Flip-Flops and Governance
Our president isn't quite as advertised.
By KARL ROVE
Barack Obama inherited a set of national-security policies that he rejected during the campaign but now embraces as president. This is a stunning and welcome about-face.
For example, President Obama kept George W. Bush's military tribunals for terror detainees after calling them an "enormous failure" and a "legal black hole." His campaign claimed last summer that "court systems . . . are capable of convicting terrorists." Upon entering office, he found out they aren't.
He insisted in an interview with NBC in 2007 that Congress mandate "consequences" for "a failure to meet various benchmarks and milestones" on aid to Iraq. Earlier this month he fought off legislatively mandated benchmarks in the $97 billion funding bill for Iraq and Afghanistan.
Mr. Obama agreed on April 23 to American Civil Liberties Union demands to release investigative photos of detainee abuse. Now's he reversed himself.

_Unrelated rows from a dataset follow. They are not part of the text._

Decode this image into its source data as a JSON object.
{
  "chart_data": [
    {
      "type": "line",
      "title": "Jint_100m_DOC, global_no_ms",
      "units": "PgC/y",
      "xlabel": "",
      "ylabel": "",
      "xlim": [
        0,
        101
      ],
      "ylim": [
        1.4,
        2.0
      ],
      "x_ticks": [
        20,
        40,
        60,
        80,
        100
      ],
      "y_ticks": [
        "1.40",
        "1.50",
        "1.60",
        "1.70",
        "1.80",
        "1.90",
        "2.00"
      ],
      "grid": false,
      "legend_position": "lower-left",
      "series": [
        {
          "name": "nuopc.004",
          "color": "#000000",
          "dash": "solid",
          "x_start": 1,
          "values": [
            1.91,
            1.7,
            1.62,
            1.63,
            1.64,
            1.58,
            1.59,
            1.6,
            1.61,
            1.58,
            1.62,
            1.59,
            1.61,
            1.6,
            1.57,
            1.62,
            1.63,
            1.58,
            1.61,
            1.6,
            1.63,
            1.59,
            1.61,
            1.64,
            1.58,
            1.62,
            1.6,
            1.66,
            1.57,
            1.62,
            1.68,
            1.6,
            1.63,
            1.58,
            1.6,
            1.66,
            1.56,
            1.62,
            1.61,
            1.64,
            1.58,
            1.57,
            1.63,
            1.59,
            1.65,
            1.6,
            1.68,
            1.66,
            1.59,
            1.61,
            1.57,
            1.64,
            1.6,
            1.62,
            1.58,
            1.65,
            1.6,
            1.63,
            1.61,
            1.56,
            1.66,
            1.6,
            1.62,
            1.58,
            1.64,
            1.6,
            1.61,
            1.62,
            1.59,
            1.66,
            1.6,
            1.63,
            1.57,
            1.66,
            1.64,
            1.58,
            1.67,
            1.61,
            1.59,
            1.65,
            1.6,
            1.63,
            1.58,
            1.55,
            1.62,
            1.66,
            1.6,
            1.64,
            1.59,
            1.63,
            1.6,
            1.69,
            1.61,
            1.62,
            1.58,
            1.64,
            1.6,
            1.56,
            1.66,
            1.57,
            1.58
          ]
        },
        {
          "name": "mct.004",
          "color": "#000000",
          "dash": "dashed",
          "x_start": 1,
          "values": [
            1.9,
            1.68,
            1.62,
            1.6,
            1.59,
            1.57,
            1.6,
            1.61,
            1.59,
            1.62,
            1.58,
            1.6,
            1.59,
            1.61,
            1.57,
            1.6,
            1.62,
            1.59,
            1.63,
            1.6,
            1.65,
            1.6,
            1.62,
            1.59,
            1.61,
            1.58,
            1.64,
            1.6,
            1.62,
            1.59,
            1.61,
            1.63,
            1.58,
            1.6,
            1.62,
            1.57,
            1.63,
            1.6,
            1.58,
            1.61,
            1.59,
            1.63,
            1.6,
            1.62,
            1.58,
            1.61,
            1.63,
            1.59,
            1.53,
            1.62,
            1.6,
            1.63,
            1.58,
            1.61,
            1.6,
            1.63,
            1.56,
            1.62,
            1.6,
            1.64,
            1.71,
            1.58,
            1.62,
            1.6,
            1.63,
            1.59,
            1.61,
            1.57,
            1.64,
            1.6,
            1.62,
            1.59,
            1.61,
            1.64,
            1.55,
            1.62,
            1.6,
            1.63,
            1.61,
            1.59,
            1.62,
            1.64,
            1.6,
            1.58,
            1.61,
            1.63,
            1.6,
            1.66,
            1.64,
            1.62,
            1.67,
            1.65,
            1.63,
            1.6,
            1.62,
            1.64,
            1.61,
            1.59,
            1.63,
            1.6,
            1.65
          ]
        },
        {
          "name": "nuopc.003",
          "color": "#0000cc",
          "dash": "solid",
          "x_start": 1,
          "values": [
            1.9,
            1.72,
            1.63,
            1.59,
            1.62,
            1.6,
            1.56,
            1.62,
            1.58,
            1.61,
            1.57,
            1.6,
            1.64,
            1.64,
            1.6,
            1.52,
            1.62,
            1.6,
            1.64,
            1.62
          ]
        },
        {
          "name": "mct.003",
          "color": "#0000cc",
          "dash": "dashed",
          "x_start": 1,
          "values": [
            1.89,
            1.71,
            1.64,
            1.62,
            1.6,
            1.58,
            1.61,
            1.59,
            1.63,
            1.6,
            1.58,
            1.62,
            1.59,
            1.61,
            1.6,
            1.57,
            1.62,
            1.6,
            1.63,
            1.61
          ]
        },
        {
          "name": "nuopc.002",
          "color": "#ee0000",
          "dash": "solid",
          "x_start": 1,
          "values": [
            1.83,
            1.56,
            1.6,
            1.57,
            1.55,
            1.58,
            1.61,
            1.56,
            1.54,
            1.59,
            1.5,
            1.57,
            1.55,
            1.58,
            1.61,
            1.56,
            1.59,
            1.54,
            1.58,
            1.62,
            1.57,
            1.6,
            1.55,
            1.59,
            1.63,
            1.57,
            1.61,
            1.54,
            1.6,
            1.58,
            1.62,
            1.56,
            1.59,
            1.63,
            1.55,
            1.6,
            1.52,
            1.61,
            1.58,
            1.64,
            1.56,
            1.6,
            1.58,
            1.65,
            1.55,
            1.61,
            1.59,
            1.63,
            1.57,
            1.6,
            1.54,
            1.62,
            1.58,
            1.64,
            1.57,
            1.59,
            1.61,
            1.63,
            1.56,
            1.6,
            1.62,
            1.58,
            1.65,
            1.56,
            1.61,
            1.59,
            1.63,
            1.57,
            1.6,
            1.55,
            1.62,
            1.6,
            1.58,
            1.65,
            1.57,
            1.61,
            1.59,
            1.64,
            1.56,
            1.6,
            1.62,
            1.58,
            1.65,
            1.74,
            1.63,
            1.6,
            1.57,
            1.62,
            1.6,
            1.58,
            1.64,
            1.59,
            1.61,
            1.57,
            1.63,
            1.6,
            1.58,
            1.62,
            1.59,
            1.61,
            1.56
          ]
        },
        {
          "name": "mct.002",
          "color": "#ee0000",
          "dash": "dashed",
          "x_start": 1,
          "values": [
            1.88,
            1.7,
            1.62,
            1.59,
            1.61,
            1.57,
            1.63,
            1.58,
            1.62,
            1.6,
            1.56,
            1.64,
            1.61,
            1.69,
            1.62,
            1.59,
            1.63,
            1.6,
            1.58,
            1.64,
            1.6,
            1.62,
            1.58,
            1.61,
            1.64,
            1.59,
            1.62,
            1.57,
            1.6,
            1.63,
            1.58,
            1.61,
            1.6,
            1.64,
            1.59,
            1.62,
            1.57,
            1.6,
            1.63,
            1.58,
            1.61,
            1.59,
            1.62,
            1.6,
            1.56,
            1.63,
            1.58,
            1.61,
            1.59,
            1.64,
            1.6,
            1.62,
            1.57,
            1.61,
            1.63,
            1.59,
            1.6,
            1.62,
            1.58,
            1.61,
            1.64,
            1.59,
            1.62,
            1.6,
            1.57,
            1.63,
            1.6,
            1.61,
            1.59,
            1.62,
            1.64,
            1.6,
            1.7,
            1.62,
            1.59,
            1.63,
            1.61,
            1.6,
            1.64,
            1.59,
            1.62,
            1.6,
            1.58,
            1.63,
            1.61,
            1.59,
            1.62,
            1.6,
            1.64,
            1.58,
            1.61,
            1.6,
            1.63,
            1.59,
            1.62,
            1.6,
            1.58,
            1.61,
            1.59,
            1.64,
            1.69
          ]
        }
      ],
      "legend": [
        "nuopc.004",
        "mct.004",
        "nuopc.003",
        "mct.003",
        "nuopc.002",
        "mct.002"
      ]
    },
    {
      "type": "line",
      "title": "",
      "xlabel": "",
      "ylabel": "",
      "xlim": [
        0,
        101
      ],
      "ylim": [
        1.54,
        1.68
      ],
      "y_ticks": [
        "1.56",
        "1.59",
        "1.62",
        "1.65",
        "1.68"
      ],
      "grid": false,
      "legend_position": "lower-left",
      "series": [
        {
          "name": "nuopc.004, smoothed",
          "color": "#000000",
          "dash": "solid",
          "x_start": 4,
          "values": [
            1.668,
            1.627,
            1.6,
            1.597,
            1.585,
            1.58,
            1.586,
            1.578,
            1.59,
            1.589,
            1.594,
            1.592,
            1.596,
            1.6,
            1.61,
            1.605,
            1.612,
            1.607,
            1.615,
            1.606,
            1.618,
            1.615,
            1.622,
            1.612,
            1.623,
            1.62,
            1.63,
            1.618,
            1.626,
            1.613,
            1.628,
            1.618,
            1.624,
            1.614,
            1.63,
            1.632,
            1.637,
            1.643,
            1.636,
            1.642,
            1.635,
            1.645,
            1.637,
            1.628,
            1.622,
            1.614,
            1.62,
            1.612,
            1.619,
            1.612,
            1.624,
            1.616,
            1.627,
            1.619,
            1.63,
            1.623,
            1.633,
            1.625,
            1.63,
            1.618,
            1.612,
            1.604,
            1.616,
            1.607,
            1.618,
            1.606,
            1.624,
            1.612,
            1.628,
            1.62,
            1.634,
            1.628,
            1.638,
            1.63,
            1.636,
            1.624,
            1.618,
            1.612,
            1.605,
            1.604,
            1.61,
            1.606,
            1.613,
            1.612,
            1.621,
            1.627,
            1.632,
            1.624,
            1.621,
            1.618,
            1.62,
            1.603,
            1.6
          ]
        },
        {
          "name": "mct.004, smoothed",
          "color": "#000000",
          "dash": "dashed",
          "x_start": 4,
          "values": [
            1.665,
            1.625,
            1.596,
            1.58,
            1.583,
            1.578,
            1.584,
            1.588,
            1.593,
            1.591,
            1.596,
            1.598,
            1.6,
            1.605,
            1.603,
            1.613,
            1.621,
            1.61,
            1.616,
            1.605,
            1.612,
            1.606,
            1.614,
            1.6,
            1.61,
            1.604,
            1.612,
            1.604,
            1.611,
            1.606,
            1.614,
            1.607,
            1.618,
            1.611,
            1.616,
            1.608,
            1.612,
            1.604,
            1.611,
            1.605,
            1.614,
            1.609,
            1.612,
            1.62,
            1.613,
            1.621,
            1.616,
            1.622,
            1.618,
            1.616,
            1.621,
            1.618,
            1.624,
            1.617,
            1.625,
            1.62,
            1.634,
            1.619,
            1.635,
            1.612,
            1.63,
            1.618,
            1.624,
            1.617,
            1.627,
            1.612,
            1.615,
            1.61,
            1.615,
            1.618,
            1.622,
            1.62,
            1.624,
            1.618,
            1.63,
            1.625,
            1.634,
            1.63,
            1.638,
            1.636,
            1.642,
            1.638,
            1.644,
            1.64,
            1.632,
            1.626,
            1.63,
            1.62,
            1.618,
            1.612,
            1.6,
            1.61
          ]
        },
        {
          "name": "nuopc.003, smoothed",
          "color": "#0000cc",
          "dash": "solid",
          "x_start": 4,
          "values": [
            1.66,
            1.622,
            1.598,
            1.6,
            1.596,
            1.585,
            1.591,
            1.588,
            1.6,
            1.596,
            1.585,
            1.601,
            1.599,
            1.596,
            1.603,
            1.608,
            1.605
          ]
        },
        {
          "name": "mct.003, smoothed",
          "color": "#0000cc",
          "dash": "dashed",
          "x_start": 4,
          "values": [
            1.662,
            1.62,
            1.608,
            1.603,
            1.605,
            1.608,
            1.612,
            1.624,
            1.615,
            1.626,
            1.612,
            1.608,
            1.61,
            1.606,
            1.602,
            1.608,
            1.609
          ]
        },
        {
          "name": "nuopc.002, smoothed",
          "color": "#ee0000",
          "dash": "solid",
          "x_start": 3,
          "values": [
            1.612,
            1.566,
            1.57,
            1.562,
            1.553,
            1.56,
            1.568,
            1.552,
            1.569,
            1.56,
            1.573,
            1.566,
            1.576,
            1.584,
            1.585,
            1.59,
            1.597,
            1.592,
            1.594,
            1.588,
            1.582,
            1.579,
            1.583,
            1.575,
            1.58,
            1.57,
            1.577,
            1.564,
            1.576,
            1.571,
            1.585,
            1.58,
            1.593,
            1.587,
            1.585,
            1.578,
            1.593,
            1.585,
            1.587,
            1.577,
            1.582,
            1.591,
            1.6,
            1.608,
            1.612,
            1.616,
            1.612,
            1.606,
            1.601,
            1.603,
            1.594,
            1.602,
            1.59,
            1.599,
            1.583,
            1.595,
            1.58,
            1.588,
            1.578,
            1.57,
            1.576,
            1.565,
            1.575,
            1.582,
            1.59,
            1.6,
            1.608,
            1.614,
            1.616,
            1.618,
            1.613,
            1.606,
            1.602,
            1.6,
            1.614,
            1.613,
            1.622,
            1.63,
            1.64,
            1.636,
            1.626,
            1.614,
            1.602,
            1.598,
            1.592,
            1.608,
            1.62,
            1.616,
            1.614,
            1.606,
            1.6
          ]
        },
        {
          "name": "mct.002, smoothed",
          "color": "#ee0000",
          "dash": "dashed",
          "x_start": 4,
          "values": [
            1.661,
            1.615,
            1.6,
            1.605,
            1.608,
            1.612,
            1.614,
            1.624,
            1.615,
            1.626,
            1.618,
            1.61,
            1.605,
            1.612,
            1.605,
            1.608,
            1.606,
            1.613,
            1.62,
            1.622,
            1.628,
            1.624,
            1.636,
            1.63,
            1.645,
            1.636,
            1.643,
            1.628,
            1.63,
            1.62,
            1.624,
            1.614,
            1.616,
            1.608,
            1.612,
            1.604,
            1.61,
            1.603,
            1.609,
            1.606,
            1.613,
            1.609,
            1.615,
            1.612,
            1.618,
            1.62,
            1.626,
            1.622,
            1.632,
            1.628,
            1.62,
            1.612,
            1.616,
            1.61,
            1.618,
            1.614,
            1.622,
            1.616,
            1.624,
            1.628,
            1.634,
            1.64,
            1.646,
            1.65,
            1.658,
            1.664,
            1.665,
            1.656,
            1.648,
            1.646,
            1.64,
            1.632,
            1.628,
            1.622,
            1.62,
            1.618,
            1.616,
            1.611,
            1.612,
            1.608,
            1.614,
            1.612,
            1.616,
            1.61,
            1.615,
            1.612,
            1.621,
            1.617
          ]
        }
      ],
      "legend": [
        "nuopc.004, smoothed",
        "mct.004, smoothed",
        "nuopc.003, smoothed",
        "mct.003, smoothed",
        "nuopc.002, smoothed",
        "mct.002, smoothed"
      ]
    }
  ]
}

Pentagon officials apparently convinced him that releasing the photos would increase the risk to U.S. troops and civilian personnel.
Throughout his presidential campaign, Mr. Obama excoriated Mr. Bush's counterinsurgency strategy in Iraq, insisting it could not succeed. Earlier this year, facing increasing violence in Afghanistan, Mr. Obama rejected warnings of a "quagmire" and ordered more troops to that country. He isn't calling it a "surge" but that's what it is. He is applying in Afghanistan the counterinsurgency strategy Mr. Bush used in Iraq.
As a candidate, Mr. Obama promised to end the Iraq war by withdrawing all troops by March 2009. As president, he set a slower pace of drawdown. He has also said he will leave as many as 50,000 Americans troops there.
These reversals are both praiseworthy and evidence that, when it comes to national security, being briefed on terror threats as president is a lot different than placating MoveOn.org and Code Pink activists as a candidate. The realities of governing trump the realities of campaigning.
We are also seeing Mr. Obama reverse himself on the domestic front, but this time in a manner that will do more harm than good.
Mr. Obama campaigned on "responsible fiscal policies," arguing in a speech on the Senate floor in 2006 that the "rising debt is a hidden domestic enemy." In his acceptance speech at the Democratic National Convention, he pledged to "go through the federal budget line by line, eliminating programs that no longer work." Even now, he says he'll "cut the deficit . . . by half by the end of his first term in office" and is "rooting out waste and abuse" in the budget.
However, Mr. Obama's fiscally conservative words are betrayed by his liberal actions. He offers an orgy of spending and a bacchanal of debt. His budget plans a 25% increase in the federal government's share of the GDP, a doubling of the national debt in five years, and a near tripling of it in 10 years.
On health care, Mr. Obama's election ads decried "government-run health care" as "extreme," saying it would lead to "higher costs." Now he is promoting a plan that would result in a de facto government-run health-care system. Even the Washington Post questions it, saying, "It is difficult to imagine . . . benefits from a government-run system."
Making adjustments in office is one thing. Constantly governing in direct opposition to what you said as a candidate is something else. Mr. Obama's flip-flops on national security have been wise; on the domestic front, they have been harmful.
In both cases, though, we have learned something about Mr. Obama. What animated him during the campaign is what historian Forrest McDonald once called "the projection of appealing images." All politicians want to project an appealing image. What Mr. McDonald warned against is focusing on this so much that an appealing image "becomes a self-sustaining end unto itself." Such an approach can work in a campaign, as Mr. Obama discovered. But it can also complicate life once elected, as he is finding out.
Mr. Obama's appealing campaign images turned out to have been fleeting. He ran hard to the left on national security to win the nomination, only to discover the campaign commitments he made were shallow and at odds with America's security interests.
Mr. Obama ran hard to the center on economic issues to win the general election. He has since discovered his campaign commitments were obstacles to ramming through the most ideologically liberal economic agenda since the Great Society.
Mr. Obama either had very little grasp of what governing would involve or, if he did, he used words meant to mislead the public. Neither option is particularly encouraging. America now has a president quite different from the person who advertised himself for the job last year. Over time, those things can catch up to a politician.
Mr. Rove is the former senior adviser and deputy chief of staff to President George W. Bush.